Furthermore, another experiments conducted with PSC-derived erythroblasts under maturation and matured erythrocytes revealed a positive correlation between nucleus sizes and the passing times (Fig. 6.7). Since high elastic deformability of erythrocytes is attributed to its nucleation during the maturation stages and is a crucial property in vivo as it travel through the blood vessel, the result further strengthen the notion that it is of importance to use enucleated and fully maturated erythrocytes for an alternative blood transfusion source. Overall, the current system may also be useful for the quality assessment of the erythrocytes generated from the PSC technology upon the clinical application.

Fig. 6.7
figure 7

2-D plots obtained with erythroblast cell lines at different stages of maturation. a Representative plots obtained with erythroblast cell lines at their maturation from proerythroblasts. The maturity of the cell lines is descending from 1, being erythroblast line 1 around the proethryroblast stage. The most matured line of the four (erythroblast line 4) comprised of the cells with smaller cell diameter. D length in micrometer (or diameter of a cell), T the passing time in millisecond; d the width of the narrowed region of the channel, where images are taken. b A histogram of the combined data of all four lines. Frequencies are plotted against diameters of the cells corresponding to (a). Most of the cells from line 4 appears on the left side of the histogram

6 Conclusion

The current study has demonstrated the utility of the proposed system to distinguish distinct cell types within a heterogeneous population with ease and high throughput.

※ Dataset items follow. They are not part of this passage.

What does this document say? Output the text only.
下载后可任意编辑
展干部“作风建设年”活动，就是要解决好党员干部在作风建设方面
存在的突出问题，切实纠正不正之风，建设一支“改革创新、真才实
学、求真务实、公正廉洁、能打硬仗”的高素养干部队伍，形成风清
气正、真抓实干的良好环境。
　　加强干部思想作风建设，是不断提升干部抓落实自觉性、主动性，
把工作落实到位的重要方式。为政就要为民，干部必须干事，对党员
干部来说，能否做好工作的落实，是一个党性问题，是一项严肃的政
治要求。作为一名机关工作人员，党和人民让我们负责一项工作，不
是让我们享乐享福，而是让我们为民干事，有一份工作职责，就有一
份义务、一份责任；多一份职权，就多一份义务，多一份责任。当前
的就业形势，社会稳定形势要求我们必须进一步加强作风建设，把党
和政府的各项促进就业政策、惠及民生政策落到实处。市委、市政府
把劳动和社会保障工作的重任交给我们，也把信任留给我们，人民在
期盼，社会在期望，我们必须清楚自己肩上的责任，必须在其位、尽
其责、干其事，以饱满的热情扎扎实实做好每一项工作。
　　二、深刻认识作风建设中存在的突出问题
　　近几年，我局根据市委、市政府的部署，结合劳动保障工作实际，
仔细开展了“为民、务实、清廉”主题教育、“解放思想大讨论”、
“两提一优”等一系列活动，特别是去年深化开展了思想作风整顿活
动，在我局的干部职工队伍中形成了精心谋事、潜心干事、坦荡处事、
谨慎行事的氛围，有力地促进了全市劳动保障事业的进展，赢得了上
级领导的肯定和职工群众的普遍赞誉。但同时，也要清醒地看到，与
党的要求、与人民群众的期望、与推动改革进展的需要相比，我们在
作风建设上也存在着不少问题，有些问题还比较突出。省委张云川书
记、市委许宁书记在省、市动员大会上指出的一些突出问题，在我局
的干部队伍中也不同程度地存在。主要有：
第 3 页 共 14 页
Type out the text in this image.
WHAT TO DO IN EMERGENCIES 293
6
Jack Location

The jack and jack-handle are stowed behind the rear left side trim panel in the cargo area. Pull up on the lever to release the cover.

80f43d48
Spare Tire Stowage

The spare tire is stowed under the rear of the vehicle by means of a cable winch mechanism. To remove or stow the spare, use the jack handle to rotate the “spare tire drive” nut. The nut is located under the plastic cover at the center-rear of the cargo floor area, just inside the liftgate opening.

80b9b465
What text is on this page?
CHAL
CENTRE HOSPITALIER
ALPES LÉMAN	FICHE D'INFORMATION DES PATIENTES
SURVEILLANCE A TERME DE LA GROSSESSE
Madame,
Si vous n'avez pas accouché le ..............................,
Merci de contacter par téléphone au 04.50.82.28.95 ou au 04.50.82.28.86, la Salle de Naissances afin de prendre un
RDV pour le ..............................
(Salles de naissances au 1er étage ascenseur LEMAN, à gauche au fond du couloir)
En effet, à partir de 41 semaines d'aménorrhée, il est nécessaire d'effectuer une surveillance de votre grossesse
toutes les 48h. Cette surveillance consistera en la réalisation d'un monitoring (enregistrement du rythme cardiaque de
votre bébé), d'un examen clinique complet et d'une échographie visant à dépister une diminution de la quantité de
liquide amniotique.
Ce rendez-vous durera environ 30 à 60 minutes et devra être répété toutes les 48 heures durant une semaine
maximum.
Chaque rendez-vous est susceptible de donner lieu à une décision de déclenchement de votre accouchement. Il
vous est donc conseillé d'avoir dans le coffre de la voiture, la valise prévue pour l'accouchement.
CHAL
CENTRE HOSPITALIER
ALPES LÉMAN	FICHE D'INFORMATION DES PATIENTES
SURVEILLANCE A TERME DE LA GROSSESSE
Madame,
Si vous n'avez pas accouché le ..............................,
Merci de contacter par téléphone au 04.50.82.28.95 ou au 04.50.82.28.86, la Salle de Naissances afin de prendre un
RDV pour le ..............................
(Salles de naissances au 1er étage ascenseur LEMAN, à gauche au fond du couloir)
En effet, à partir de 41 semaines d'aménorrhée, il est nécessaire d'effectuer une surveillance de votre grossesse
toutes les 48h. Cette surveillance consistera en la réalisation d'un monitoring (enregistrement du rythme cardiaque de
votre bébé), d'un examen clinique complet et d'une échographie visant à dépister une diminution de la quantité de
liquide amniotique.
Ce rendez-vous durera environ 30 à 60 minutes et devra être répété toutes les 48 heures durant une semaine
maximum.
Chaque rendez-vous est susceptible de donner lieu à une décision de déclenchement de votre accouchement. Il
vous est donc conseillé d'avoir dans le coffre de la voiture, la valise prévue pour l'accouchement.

However, we observed some potential problems with the current system for further developmental processes. We sometimes encountered the situation where the entrance speeds of incoming cells, which are monitored at the entrance of the narrowing region, vary overtime during a data acquisition, making the data inconsistent. One possible cause of the problem may arise from the fluidic system exploited to the current system, which is generated by the potential energy. If so, we could overcome this by adopting an external sheath flow system utilized to flow cytometer. Another issue worthwhile to mention is related to surface finishing of the microfluidic chips. As we process high number of cells at a high speed, some debris from cells or media accumulate at the bottom of the channel, making a plug in between the entrance and the exit. Considering that blood contains a wide range of sticky material, this issue should be resolved. We may avoid this by coating the chip with serum, silane-coupling agents for glass bottom or by locating a filter before the chip. Although further improvement is necessary, we suppose microfluidics-based devices described here have a potential for efficient detection of rare cell population in circulating blood.